WASHINGTON — Ever since Army Gen. David H. Petraeus was appointed to oversee the U.S. military in Iraq more than a year ago, the primary enemy for his troops has been shifting.
When Petraeus left for Baghdad, the Pentagon considered radical Shiite Muslim cleric Muqtada Sadr the gravest threat. Once he arrived, it switched to Sunni Arab extremists claiming affiliation with Al Qaeda, an old foe.
This week, things changed again. In two days of Capitol Hill testimony, Petraeus declared Iranian-backed "special groups" -- hardened fighters who are part of larger Shiite militias -- to be the "greatest long-term threat to the viability of a democratic Iraq."
The shifting U.S. view of its top enemy reflects both the changing nature of the conflict and the complexity of Iraq's array of armed groups. As threats from Sadr and the insurgent group Al Qaeda in Iraq receded, others were magnified.
Despite new intelligence, officials can't agree whether it shows Iran in control of Iraq's Shiite factions or merely as one key player.

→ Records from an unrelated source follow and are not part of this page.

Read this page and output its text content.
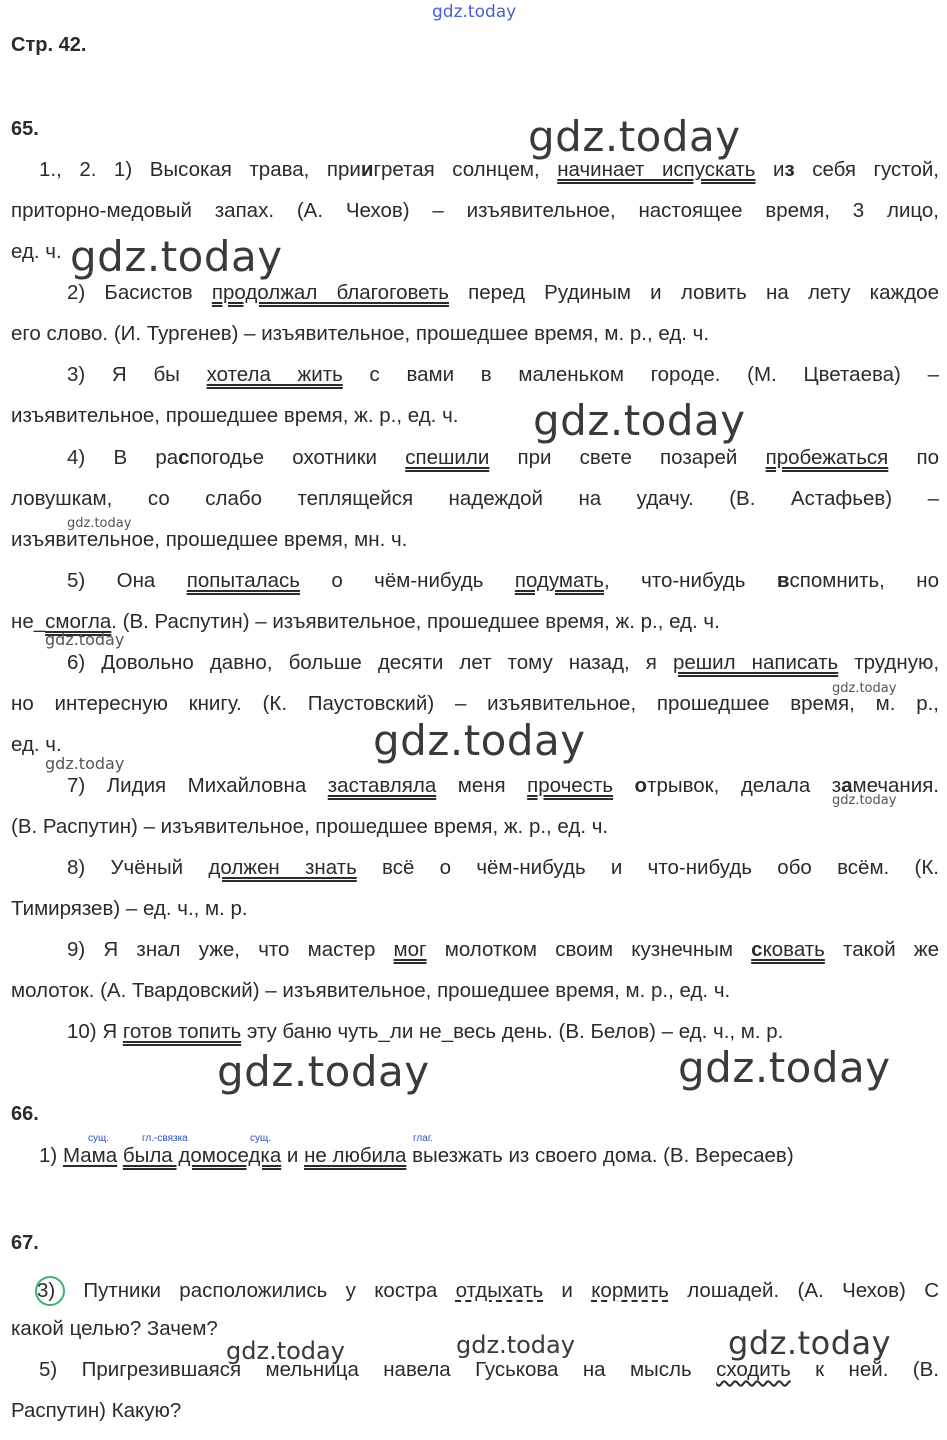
gdz.today
Стр. 42.
65.
1., 2. 1) Высокая трава, приигретая солнцем, начинает испускать из себя густой,
приторно-медовый запах. (А. Чехов) – изъявительное, настоящее время, 3 лицо,
ед. ч.
2) Басистов продолжал благоговеть перед Рудиным и ловить на лету каждое
его слово. (И. Тургенев) – изъявительное, прошедшее время, м. р., ед. ч.
3) Я бы хотела жить с вами в маленьком городе. (М. Цветаева) –
изъявительное, прошедшее время, ж. р., ед. ч.
4) В распогодье охотники спешили при свете позарей пробежаться по
ловушкам, со слабо теплящейся надеждой на удачу. (В. Астафьев) –
изъявительное, прошедшее время, мн. ч.
5) Она попыталась о чём-нибудь подумать, что-нибудь вспомнить, но
не_смогла. (В. Распутин) – изъявительное, прошедшее время, ж. р., ед. ч.
6) Довольно давно, больше десяти лет тому назад, я решил написать трудную,
но интересную книгу. (К. Паустовский) – изъявительное, прошедшее время, м. р.,
ед. ч.
7) Лидия Михайловна заставляла меня прочесть отрывок, делала замечания.
(В. Распутин) – изъявительное, прошедшее время, ж. р., ед. ч.
8) Учёный должен знать всё о чём-нибудь и что-нибудь обо всём. (К.
Тимирязев) – ед. ч., м. р.
9) Я знал уже, что мастер мог молотком своим кузнечным сковать такой же
молоток. (А. Твардовский) – изъявительное, прошедшее время, м. р., ед. ч.
10) Я готов топить эту баню чуть_ли не_весь день. (В. Белов) – ед. ч., м. р.
66.
сущ.	гл.-связка	сущ.	глаг.
1) Мама была домоседка и не любила выезжать из своего дома. (В. Вересаев)
67.
3) Путники расположились у костра отдыхать и кормить лошадей. (А. Чехов) С
какой целью? Зачем?
5) Пригрезившаяся мельница навела Гуськова на мысль сходить к ней. (В.
Распутин) Какую?
gdz.today
gdz.today
gdz.today
gdz.today
gdz.today
gdz.today
gdz.today
gdz.today
gdz.today
gdz.today	gdz.today
gdz.today
gdz.today	gdz.today
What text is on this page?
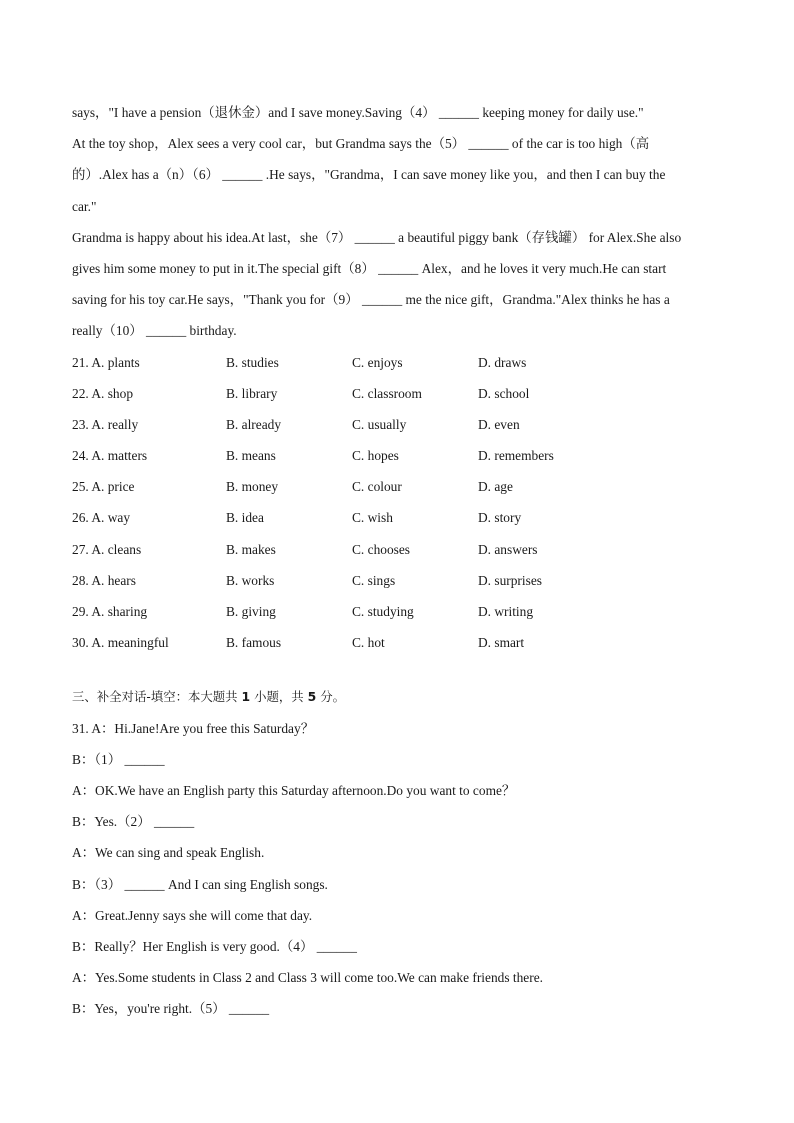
says，"I have a pension（退休金）and I save money.Saving（4） ______ keeping money for daily use."
At the toy shop，Alex sees a very cool car，but Grandma says the（5） ______ of the car is too high（高
的）.Alex has a（n）（6） ______ .He says，"Grandma，I can save money like you，and then I can buy the
car."
Grandma is happy about his idea.At last，she（7） ______ a beautiful piggy bank（存钱罐） for Alex.She also
gives him some money to put in it.The special gift（8） ______ Alex，and he loves it very much.He can start
saving for his toy car.He says，"Thank you for（9） ______ me the nice gift，Grandma."Alex thinks he has a
really（10） ______ birthday.
21. A. plants	B. studies	C. enjoys	D. draws
22. A. shop	B. library	C. classroom	D. school
23. A. really	B. already	C. usually	D. even
24. A. matters	B. means	C. hopes	D. remembers
25. A. price	B. money	C. colour	D. age
26. A. way	B. idea	C. wish	D. story
27. A. cleans	B. makes	C. chooses	D. answers
28. A. hears	B. works	C. sings	D. surprises
29. A. sharing	B. giving	C. studying	D. writing
30. A. meaningful	B. famous	C. hot	D. smart
三、补全对话-填空：本大题共 1 小题，共 5 分。
31. A：Hi.Jane!Are you free this Saturday？
B：（1） ______
A：OK.We have an English party this Saturday afternoon.Do you want to come？
B：Yes.（2） ______
A：We can sing and speak English.
B：（3） ______ And I can sing English songs.
A：Great.Jenny says she will come that day.
B：Really？Her English is very good.（4） ______
A：Yes.Some students in Class 2 and Class 3 will come too.We can make friends there.
B：Yes，you're right.（5） ______
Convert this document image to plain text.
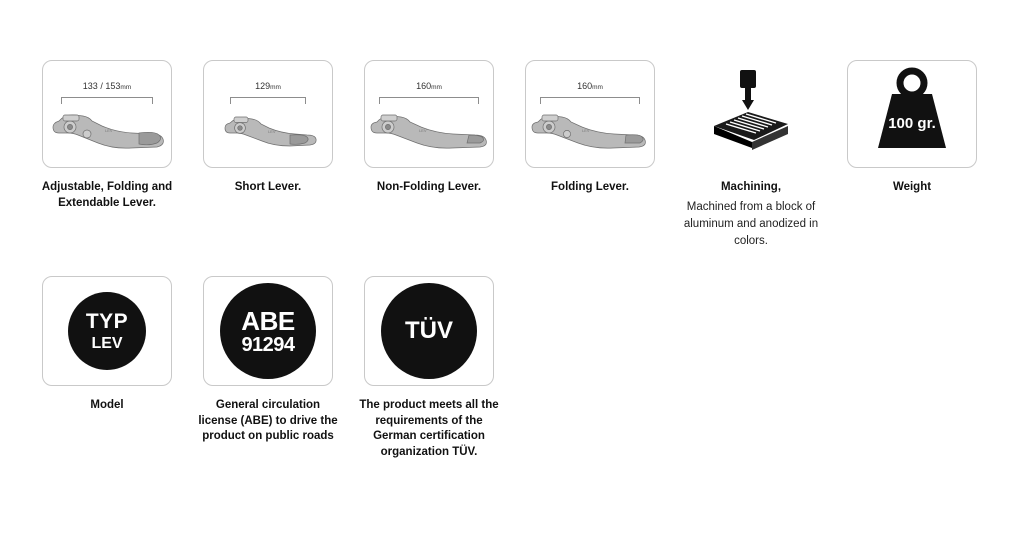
133 / 153mm
LEV
Adjustable, Folding and Extendable Lever.
129mm
LEV
Short Lever.
160mm
LEV
Non-Folding Lever.
160mm
LEV
Folding Lever.	Machining,
Machined from a block of aluminum and anodized in colors.
100 gr.
Weight
TYP
LEV
Model
ABE
91294
General circulation license (ABE) to drive the product on public roads
TÜV
The product meets all the requirements of the German certification organization TÜV.
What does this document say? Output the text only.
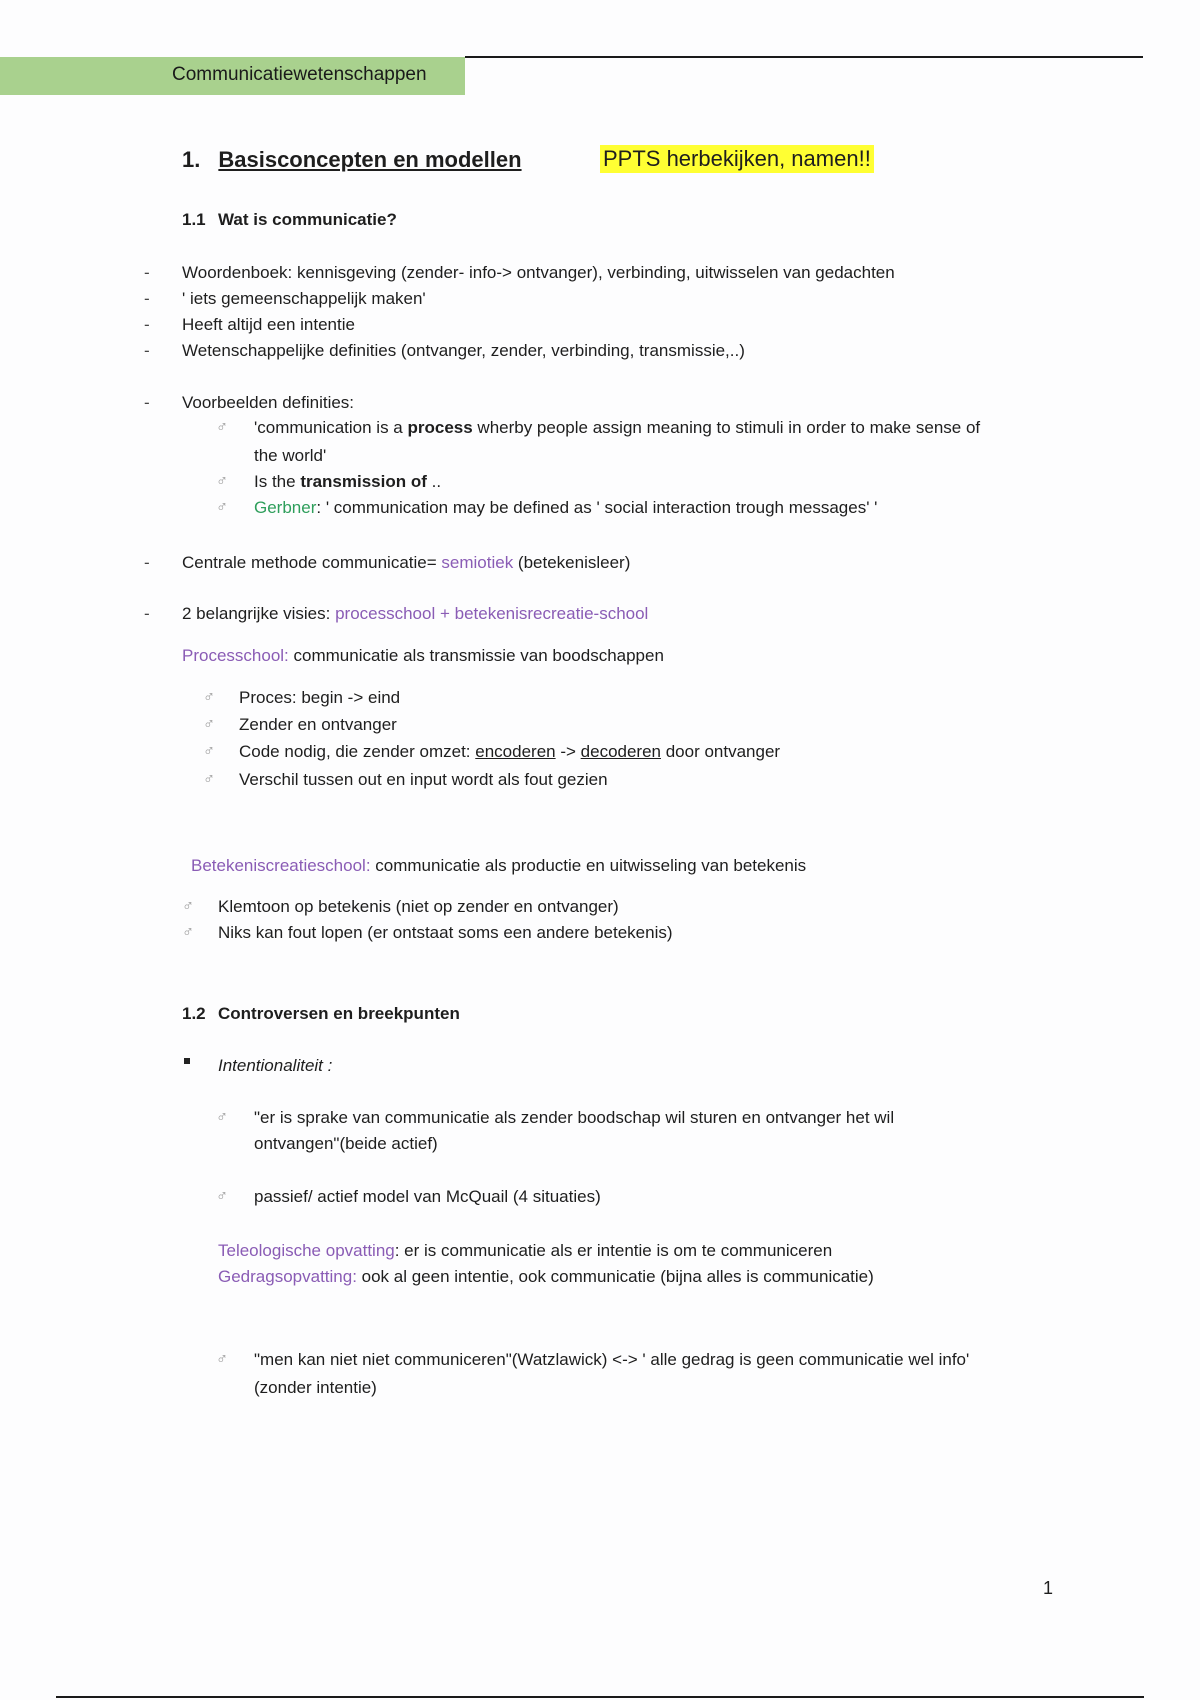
Communicatiewetenschappen
1. Basisconcepten en modellen	PPTS herbekijken, namen!!
1.1 Wat is communicatie?
- Woordenboek: kennisgeving (zender- info-> ontvanger), verbinding, uitwisselen van gedachten
- ' iets gemeenschappelijk maken'
- Heeft altijd een intentie
- Wetenschappelijke definities (ontvanger, zender, verbinding, transmissie,..)
- Voorbeelden definities:
♂ 'communication is a process wherby people assign meaning to stimuli in order to make sense of
the world'
♂ Is the transmission of ..
♂ Gerbner: ' communication may be defined as ' social interaction trough messages' '
- Centrale methode communicatie= semiotiek (betekenisleer)
- 2 belangrijke visies: processchool + betekenisrecreatie-school
Processchool: communicatie als transmissie van boodschappen
♂ Proces: begin -> eind
♂ Zender en ontvanger
♂ Code nodig, die zender omzet: encoderen -> decoderen door ontvanger
♂ Verschil tussen out en input wordt als fout gezien
Betekeniscreatieschool: communicatie als productie en uitwisseling van betekenis
♂ Klemtoon op betekenis (niet op zender en ontvanger)
♂ Niks kan fout lopen (er ontstaat soms een andere betekenis)
1.2 Controversen en breekpunten
Intentionaliteit :
♂ "er is sprake van communicatie als zender boodschap wil sturen en ontvanger het wil
ontvangen"(beide actief)
♂ passief/ actief model van McQuail (4 situaties)
Teleologische opvatting: er is communicatie als er intentie is om te communiceren
Gedragsopvatting: ook al geen intentie, ook communicatie (bijna alles is communicatie)
♂ "men kan niet niet communiceren"(Watzlawick) <-> ' alle gedrag is geen communicatie wel info'
(zonder intentie)
1
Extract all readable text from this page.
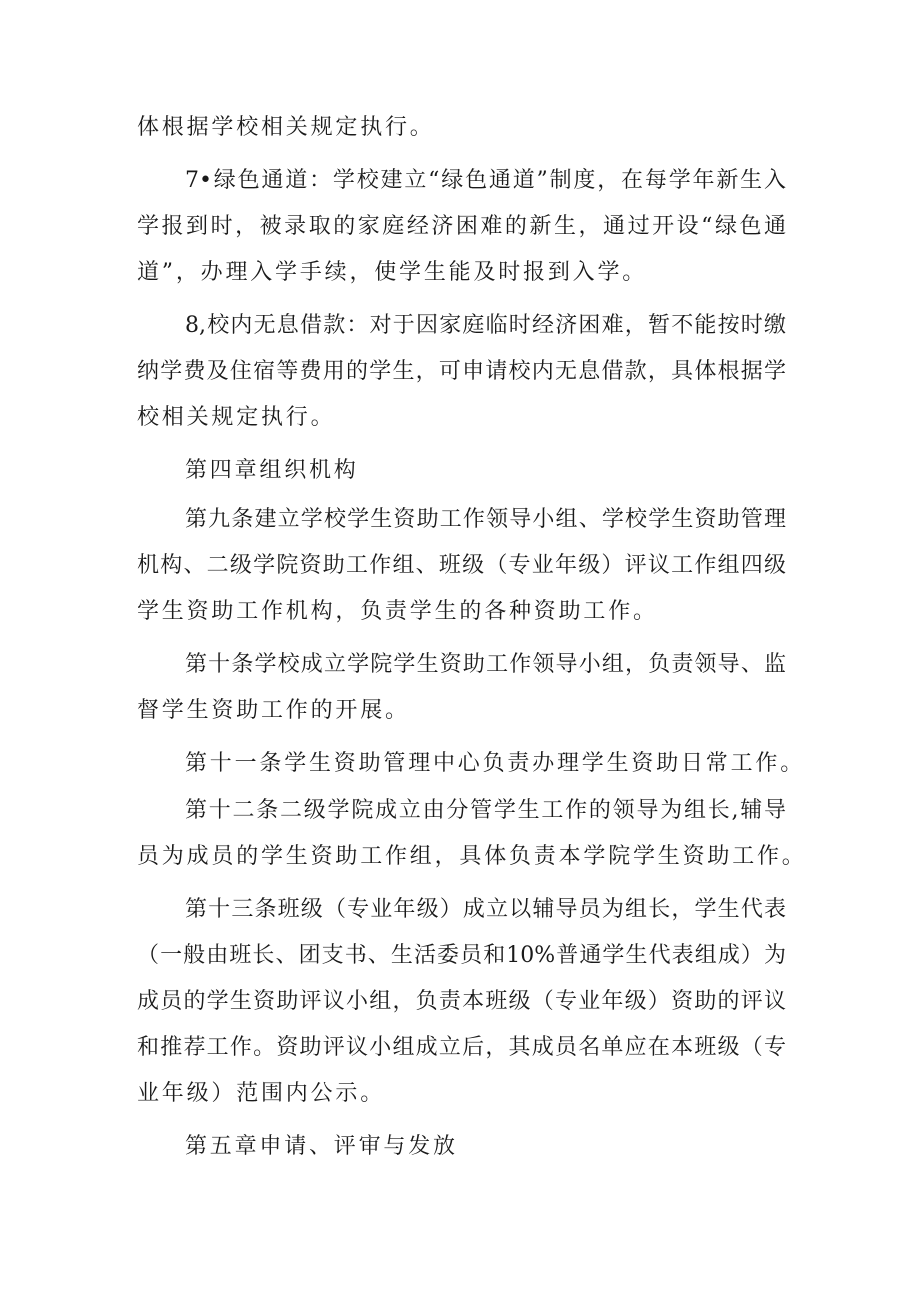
体根据学校相关规定执行。
7•绿色通道：学校建立“绿色通道”制度，在每学年新生入
学报到时，被录取的家庭经济困难的新生，通过开设“绿色通
道”，办理入学手续，使学生能及时报到入学。
8,校内无息借款：对于因家庭临时经济困难，暂不能按时缴
纳学费及住宿等费用的学生，可申请校内无息借款，具体根据学
校相关规定执行。
第四章组织机构
第九条建立学校学生资助工作领导小组、学校学生资助管理
机构、二级学院资助工作组、班级（专业年级）评议工作组四级
学生资助工作机构，负责学生的各种资助工作。
第十条学校成立学院学生资助工作领导小组，负责领导、监
督学生资助工作的开展。
第十一条学生资助管理中心负责办理学生资助日常工作。
第十二条二级学院成立由分管学生工作的领导为组长,辅导
员为成员的学生资助工作组，具体负责本学院学生资助工作。
第十三条班级（专业年级）成立以辅导员为组长，学生代表
（一般由班长、团支书、生活委员和10%普通学生代表组成）为
成员的学生资助评议小组，负责本班级（专业年级）资助的评议
和推荐工作。资助评议小组成立后，其成员名单应在本班级（专
业年级）范围内公示。
第五章申请、评审与发放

U.S. accusations that Iran is training and equipping Shiite militias in Iraq, which Tehran has long denied, are hardly new. But the suspected prominence of the special groups has been cast in a harsh new light by Iraqi Prime Minster Nouri Maliki's recent military offensive in the southern city of Basra. There, senior U.S. officers charged, these groups played a central role in fighting government troops to a standstill.
At the same time, Iran's suspected role in last month's fighting has sparked an intense debate within U.S. military and intelligence communities over how much control Tehran has over events in Iraq.
According to U.S. officials involved in Iraq policy, most government experts agree that last month's fighting enabled the United States to gather more detailed information about Iran's motives and operations in Iraq.
"I think the developments in Baghdad and Basra over the last couple of weeks have been very instructive on a number of levels," Ryan Crocker, the U.S. ambassador to Iraq, testified this week as he accompanied Petraeus at the marathon hearings.
"Because the general level of violence is down, we could see, I think, much more sharply defined what Iran's role is in the arming and equipping of these extremist militia groups," Crocker said.
In their congressional testimony, Petraeus and Crocker suggested that Iran's role in last month's fighting, and in Iraq as a whole, extended well beyond directing the special groups and their fighters in Baghdad and Basra.
Most significantly, Petraeus agreed that Iran was able to play the role of mediator as last month's fighting spun out of control.
"Iran, at the end of the day, clearly played a role as an arbiter, if you will, for talks among all of the different parties," Petraeus told the Senate Armed Services Committee.
Such clout concerns some U.S. officials, who have argued that it illustrates Iran's ability to control levels of fighting even as the U.S. struggles for influence with the same groups.
But not all U.S. officials agree that Iran's role was pivotal. One defense official, who like several others spoke on condition of anonymity when discussing intelligence assessments, contended that although Iran was involved in talks between the Maliki government and fighters loyal to Sadr's Mahdi Army militia, it in no way directed the actions of either side.
"Anybody would be concerned if we thought the Iranians were truly calling the shots on the Shia militias," said a senior military officer who had seen U.S. intelligence on the fighting. "I don't think they were calling the shots."
Trita Parsi, an Iranian expert at Johns Hopkins University's School of Advanced International Studies, said the U.S. appeared to be overplaying Iranian links to justify high troop levels.
"I don't think this is all about Iran," Parsi said. "Crocker, in my view, is trying to portray this in such a way that . . . if we don't [stay], we'll be abandoning Maliki and giving him to Iran. It's not really working like that."
Also in dispute is the extent of Iran's ties to Sadr. Some analysts have argued that the influential cleric's repeated visits to Iran, and the fact that he did not return to Iraq during last month's fighting, is evidence that he has become co-opted by radical elements in Iran.
Such a view is controversial within the Pentagon, where Sadr has been viewed increasingly as an independent political player who potentially can be neutralized if co-opted by the U.S.
One American officer based in Baghdad said the military leadership there had been in regular contact with Sadr's political organization.
And several Pentagon officials said they thought the cleric remained a free agent who was being courted simultaneously by Maliki, Tehran and Washington.